その情報のみが頭にあったので「燕は戻ってこない」を読む前は、もっと悲壮感があり、過酷な話だと思っていました。
実際、とても過酷な話です。
経済的に追い詰められたが末の決断が代理母だったので、過酷でないわけがありません。
けれども、代理母になるリキの背景には、そこまで悲壮感がないのが不思議です。
ただ、おそらくそれは、リキが人間くさい、ごく普通の人間だからなのだろうと思いました。
非正規で貧乏で卑屈になっているリキですが、プライドが高く自分の要望に忠実なのも彼女の姿。
いざ代理母になろうと決心してからも、何度も何度もやめようと考え、悩み抜く姿は共感を覚えます。

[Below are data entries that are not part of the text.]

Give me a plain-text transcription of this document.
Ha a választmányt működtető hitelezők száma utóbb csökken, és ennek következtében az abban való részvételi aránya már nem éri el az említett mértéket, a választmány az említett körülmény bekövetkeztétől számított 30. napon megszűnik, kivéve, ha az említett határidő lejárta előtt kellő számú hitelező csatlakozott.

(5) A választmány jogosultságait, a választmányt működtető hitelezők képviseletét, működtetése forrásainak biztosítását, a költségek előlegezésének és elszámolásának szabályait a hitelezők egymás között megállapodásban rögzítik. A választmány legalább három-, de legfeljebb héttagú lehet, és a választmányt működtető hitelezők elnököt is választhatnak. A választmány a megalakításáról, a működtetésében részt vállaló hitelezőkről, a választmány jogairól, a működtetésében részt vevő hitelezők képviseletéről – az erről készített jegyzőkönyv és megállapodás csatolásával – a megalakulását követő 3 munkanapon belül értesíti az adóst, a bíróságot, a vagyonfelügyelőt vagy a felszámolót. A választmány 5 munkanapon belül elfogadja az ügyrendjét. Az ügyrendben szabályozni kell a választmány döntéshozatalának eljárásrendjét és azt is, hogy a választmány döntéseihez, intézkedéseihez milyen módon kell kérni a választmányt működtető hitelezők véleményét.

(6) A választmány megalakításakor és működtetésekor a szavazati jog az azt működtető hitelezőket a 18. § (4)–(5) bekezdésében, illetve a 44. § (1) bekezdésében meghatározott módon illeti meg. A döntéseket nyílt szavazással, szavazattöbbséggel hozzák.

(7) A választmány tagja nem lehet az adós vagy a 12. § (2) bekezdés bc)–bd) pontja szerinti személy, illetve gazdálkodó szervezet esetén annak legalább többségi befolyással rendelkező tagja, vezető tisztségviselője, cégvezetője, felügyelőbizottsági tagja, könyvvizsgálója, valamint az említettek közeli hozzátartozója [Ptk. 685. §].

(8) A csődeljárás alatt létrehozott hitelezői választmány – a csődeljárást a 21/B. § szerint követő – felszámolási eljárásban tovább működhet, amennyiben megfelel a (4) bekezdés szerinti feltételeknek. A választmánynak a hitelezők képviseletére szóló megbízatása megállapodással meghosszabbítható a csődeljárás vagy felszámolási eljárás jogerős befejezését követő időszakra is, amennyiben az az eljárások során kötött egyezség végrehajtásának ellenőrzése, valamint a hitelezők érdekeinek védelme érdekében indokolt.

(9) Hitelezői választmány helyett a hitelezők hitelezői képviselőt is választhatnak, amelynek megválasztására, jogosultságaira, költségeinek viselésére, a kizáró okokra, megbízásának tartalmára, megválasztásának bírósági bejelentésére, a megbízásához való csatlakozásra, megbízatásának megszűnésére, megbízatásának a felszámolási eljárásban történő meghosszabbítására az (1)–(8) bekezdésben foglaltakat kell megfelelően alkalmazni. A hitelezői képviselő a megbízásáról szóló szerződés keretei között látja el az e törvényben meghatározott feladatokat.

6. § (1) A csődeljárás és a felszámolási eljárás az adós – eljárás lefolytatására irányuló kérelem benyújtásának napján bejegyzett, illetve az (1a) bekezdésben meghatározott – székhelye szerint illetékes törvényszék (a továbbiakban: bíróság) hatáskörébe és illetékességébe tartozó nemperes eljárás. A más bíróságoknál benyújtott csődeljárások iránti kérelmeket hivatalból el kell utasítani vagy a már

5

多分「もうこれしか、生きる方法がないから」と全てを諦めた感じで代理母になり、悲しみに耐え続けるようなタイプであったら、この「燕は戻ってこない」はこんなに面白くならなかったと思います。
桐野夏生さんが描く女性像は、同じ女性だからか、大抵、清濁併せ持ったキャラクターです。
リキの弱さと、図太さ。
生きていくことを一切諦めない強さは魅力的です。
代理母になることしか生きる道がない、ではなく、代理母になることで新たな人生を切り開く、のような描き方は斬新でした。
誰もが身勝手、だから憎めない
「燕は戻ってこない」に登場するキャラクターたちは、基本的に、みんな身勝手です。
あまりにも自分勝手なので、嫌悪感を通り越し笑えてくるほどです。
しかし、だからこそ、登場人物たち全員を嫌いになれないのが魅力かもしれません。
嫌な人間も多いですが、その嫌な点はそのまま人間くさい点でもあります。
「酷いな・・・」と思いつつ、どこか共感できるので、読んでいて微妙な気持ちになりました。
3人の語り手(視点)のうち、唯一の男性である基の思考は、滑稽であるとともに、ヒヤヒヤする危なっかしさもありました。
リキや悠子の意見を聞き入れる素直さを持ちつつ、しかし根本的には何も理解していないであろう楽観的なところは、この先大丈夫なのだろうか、と思わせる危うさを感じます。
自分の遺伝子を持つ子どもが欲しい、という理由で代理出産を自分本位で進めていく基。
けれども、結局男性は、妊娠と出産に関してどこまでも部外者でしかない、という事実を突きつけているようでした。
おそらく子どもをかわいがる父親になるのだろうと思いますが、子育てと子どもの成長への期待しかない思考はやはり恐ろしいです。
そんな基から半ば強引に代理出産を決定された悠子は、女性であることと、不妊治療の経験からリキに寄り添う姿勢を見せますが、やはり他人事でしかないのが悲しかったです。
そんな悠子の友人で、春画画家であるりりこの圧倒的なインパクトと面白さが魅力でした。
登場するキャラクターたち全てと相反する存在といったりりこ。
その存在は小説のアクセントでもあり救いでもありました。
圧巻のラストに救われた
ネタバレは書きません。
ただ、この「燕は戻ってこない」のラストは最高でした。
読んでいる間中ずっとどのように完結するのか気になっていました。
代理母がテーマの話だから、産んだら終わりなのか。
その読みたいような、読みたくないような感情を全て押し流してくれる、爽快すぎる結末だったと思います。
400ページ以上の大作ですが、一気に読めてしまう面白さがありました。
純粋に続きが気になりすぎて、仕事も家事もサボりたい・・・、と後ろ髪を引かれる思いでした。
最後まで読んで本当に良かった!と思える小説です。
ここまで「燕は戻ってこない」の感想でした。